RNA - In a clear rebuff to the nuclear deal and at Israel’s behest, the US House of Representatives has voted to renew the Iran Sanctions Act for an additional 10 years. The act is scheduled to expire by year’s end.
The stated agenda is to contain Iran’s influence in the region and curtail its ability to finance national development plans by blocking its access to Western technology and market, and curbing its export sales. Under the Sanctions Act, foreign firms that invest in the Iranian oil industry and others are also barred from access to US financial markets and subject to other penalties.
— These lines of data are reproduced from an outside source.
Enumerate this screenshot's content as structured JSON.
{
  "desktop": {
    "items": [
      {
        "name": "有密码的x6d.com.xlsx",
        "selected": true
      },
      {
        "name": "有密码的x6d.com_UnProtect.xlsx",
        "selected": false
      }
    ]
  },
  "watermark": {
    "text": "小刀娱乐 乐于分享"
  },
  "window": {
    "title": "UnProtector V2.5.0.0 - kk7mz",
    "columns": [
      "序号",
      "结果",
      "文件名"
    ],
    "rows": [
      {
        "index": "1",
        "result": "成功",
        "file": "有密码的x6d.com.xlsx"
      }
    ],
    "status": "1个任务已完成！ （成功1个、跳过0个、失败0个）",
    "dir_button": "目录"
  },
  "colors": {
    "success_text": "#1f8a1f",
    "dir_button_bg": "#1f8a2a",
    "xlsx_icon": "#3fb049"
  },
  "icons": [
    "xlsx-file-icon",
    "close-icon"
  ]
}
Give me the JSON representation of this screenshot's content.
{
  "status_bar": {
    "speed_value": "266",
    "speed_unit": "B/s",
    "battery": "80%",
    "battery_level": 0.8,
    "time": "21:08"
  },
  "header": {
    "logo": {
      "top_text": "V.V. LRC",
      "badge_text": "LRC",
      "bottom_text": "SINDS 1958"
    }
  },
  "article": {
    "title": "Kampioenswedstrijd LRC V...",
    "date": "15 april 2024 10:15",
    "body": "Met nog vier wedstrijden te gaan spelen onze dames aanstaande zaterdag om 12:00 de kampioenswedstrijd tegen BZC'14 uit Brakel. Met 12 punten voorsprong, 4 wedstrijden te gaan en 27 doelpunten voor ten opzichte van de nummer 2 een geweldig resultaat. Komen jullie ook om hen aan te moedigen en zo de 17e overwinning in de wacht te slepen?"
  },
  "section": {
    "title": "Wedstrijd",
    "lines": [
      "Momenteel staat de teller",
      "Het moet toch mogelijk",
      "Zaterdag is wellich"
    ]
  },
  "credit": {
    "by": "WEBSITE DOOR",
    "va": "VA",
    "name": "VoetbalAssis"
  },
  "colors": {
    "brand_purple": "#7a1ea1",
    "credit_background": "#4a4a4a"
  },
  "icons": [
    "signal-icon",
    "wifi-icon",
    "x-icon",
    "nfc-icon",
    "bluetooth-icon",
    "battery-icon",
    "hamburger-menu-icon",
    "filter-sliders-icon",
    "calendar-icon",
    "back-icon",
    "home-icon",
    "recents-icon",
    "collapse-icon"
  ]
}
No one knows when the Senate intends to vote on the extension, or indeed if they intend to. What’s clear is that the marginalised Senate Democrats are pushing for a “clean” bill in line with the House version, while a number of Republican leaders are trying to add a bunch of new sanctions to the bill. This would effectively ban Boeing from exporting at least 80 planes to Iran’s national air carrier. The sale is part of a deal that could total as much as $25 billion and employ many thousands of skilled workers across the United States.
Meaning, adding more sanctions is likely to be the first national and international crisis to be faced by the incoming administration of President-elect Donald Trump. The absence of no word on when the Senate intends to vote on the extension also means the Iran sanctions saga will still be going on when he is inaugurated in Washington on 20 January. This is interesting, because Trump is critical of the Iran nuclear deal, although his staff has indicated he doesn’t intend to try to tear up the pact and Iranian officials have scoffed at him, insisting backlash is inevitable.
As the new president, however, Trump would have to decide if he is willing to sanction an escalation in US hostilities toward Iran, and inevitably fuel further official distrust in Tehran. He will also have to decide whether he will hold to the reflexive anti-Iran positions of the Republican Congressional majority or put US business first and preserve and expand the manufacturing workforce as part of his election promises to make America great again.
That’s the question that will likely come to the fore when Mr. Trump Goes to Washington. He will have to face the fact that under international law and the nuclear deal signed with Russia, China, Britain, France and Germany, he cannot re-impose the unjustified sanctions against Iran and go against the international norms. After all, as maintained in numerous reports by the International Atomic Energy Agency and European Union Foreign Policy Chief Federica Mogherini, the country has been in full compliance with the requirements of the nuclear deal. It also continues to play a much constructive role in ensuring peace and stability throughout the region, particularly in the ongoing war against terrorism in Iraq and Syria, as admitted by Trump himself during his second televised debate with Hillary Clinton.
Nonetheless, this is still Trump’s first crisis as the 45th president of the United States. He faces a key Iran-related decision: To side with cash-strapped business communities and workers in the interests of “America First” or go beyond the bounds of international morality and law, view the counterproductive sanctions regime as a tool of power and influence, and worse still, listen to war-party neocons and pro-Israel lobby groups whose stated agenda is to scupper the nuclear deal, provoke Russia and China, alienate Washington’s NATO allies who have ended their economic warfare in light of the nuclear deal and escalate push his country into painful isolation and loss of thousands of jobs by losing the Boeing deal.
Trump's decision on the Boeing deal will be a good test to display his loyalty to his campaign slogans about reviving economy, his list of priorities, his power as a new comer in the US political structure, his logic and many other things not just to the Americans or Iran, but the United States' allies and the whole word.